Really the take-home test and the pair exercise have really been keys to us finding good people.
LEDGE: It’s not all about the technical, I imagine. What are the soft skills and such that you’re looking for in that process that you’re going to bring out?
ERIC: I always tell people, the most important thing about when you’re working through some sort of problem is not necessarily that you immediately come to the right answer, it’s talking about how you’re actually coming to your conclusions. There are some engineers who will go and get a problem and they’ll think for five minutes and not say a word, and then just write down the perfect solution. That’s great. That’s okay. There are very few of us who can actually do that. I would not to include myself as one of those. Basically, what you’re try to do is you work through that.
We preach a lot of soft skills here. We’ve gone through a few cycles of growth here as we kind of ramped up to about 50 engineers. My team at Salesforce was much larger than that in the size of a 3500 person organization.
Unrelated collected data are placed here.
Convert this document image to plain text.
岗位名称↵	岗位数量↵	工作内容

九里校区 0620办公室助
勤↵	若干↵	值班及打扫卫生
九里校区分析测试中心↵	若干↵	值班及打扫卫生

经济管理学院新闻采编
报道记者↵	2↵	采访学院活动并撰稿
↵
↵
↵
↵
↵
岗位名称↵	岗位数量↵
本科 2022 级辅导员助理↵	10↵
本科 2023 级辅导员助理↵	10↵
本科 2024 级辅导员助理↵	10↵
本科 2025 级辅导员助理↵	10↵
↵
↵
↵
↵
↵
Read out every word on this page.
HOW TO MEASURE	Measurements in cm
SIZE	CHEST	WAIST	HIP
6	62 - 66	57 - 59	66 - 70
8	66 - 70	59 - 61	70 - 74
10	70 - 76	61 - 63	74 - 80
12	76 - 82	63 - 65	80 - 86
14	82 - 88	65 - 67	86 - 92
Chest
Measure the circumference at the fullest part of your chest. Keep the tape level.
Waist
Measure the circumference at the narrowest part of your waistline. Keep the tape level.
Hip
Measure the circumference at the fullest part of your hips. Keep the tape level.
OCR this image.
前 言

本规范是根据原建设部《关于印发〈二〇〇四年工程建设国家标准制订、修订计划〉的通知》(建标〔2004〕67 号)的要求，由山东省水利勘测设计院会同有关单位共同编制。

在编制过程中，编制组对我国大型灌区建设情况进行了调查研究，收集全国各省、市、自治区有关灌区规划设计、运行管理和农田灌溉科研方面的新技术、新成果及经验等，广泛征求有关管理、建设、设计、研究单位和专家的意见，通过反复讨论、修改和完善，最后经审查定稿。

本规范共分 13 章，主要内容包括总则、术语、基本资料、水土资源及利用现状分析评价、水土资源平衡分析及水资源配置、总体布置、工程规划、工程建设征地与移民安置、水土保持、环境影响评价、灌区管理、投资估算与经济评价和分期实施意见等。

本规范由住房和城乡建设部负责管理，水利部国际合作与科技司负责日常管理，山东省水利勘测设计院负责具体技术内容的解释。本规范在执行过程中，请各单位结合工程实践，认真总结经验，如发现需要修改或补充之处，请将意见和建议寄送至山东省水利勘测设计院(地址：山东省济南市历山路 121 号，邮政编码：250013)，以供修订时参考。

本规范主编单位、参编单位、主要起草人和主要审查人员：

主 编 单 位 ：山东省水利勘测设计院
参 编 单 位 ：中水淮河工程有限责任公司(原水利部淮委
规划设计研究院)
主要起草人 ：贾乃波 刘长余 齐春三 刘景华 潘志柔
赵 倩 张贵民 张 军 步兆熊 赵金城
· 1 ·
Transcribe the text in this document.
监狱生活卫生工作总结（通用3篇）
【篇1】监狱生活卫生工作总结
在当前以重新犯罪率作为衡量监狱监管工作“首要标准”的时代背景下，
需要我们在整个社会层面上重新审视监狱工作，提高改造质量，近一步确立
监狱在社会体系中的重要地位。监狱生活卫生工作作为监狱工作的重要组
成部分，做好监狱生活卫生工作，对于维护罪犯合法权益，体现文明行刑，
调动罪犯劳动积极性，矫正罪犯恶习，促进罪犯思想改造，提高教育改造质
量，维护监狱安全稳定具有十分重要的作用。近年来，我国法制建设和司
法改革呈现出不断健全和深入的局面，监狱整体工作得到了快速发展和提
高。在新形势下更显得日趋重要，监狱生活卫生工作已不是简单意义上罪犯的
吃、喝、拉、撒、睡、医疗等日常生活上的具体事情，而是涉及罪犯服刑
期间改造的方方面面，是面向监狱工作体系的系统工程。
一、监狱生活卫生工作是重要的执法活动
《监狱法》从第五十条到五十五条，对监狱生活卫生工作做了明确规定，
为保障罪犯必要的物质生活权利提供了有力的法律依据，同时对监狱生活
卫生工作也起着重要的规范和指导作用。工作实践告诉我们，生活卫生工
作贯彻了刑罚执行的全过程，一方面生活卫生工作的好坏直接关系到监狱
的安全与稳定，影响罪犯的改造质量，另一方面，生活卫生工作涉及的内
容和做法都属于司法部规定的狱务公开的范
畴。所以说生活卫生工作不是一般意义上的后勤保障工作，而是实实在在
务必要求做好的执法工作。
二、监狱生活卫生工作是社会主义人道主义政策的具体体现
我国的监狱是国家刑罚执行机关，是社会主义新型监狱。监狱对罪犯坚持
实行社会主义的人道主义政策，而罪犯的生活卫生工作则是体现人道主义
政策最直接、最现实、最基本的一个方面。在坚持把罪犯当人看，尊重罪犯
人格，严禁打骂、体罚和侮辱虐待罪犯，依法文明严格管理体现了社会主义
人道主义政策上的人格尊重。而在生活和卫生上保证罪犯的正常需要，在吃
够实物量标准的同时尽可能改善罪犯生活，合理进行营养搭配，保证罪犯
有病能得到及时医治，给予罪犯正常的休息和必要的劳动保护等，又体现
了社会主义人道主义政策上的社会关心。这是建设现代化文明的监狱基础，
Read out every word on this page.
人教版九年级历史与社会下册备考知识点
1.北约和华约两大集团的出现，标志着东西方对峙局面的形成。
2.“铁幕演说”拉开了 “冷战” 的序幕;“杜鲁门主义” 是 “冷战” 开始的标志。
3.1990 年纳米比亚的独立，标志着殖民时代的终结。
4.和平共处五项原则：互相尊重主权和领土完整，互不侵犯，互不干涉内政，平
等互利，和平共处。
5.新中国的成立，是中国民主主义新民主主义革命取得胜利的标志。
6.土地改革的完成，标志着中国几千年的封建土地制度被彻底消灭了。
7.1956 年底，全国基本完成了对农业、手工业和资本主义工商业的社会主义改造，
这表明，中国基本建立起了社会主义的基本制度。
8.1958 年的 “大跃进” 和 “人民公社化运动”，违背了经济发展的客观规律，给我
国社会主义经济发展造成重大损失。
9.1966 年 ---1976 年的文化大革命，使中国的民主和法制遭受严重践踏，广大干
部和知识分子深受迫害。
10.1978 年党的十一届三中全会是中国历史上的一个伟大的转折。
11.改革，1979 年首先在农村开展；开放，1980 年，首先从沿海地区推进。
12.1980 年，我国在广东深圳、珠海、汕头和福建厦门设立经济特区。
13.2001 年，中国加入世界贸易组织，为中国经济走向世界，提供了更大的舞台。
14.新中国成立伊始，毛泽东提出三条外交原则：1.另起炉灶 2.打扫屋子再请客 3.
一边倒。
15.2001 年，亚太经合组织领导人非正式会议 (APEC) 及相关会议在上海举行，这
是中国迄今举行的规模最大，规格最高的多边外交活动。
The thing that you really learn is things like collaboration and alignment and stuff become very important. Can you take some semi-critical feedback on a PR and turn it into a positive discussion? Those are the types of things that you’re looking for there. Really, through that pair process, you get to see some of those things; how this person thinks, and can they describe to you what the next steps as they go to figure out a problem?
We definitely look for those things. We have some internal scoring criteria that we use to judge that.
LEDGE: I talked to another CTO that, one of their steps in this process is they issue a PR to the candidate in order to see how they will react, and give the feedback for what is obviously wrong in the PR.
ERIC: We’ve done that too, and I think generally the only issue there is what happens is all of your take-home tests become public – unless you want to give somebody access to a private temporarily, and then you have to keep writing more take-home tests. So we’ve stopped doing that. We’ve used other tools. That’s would be one of the best ways to do it, for sure.
LEDGE: Awesome. Well, Eric, good spending time with you. Appreciate your insights today.
ERIC: Yeah, great. Happy to talk to you.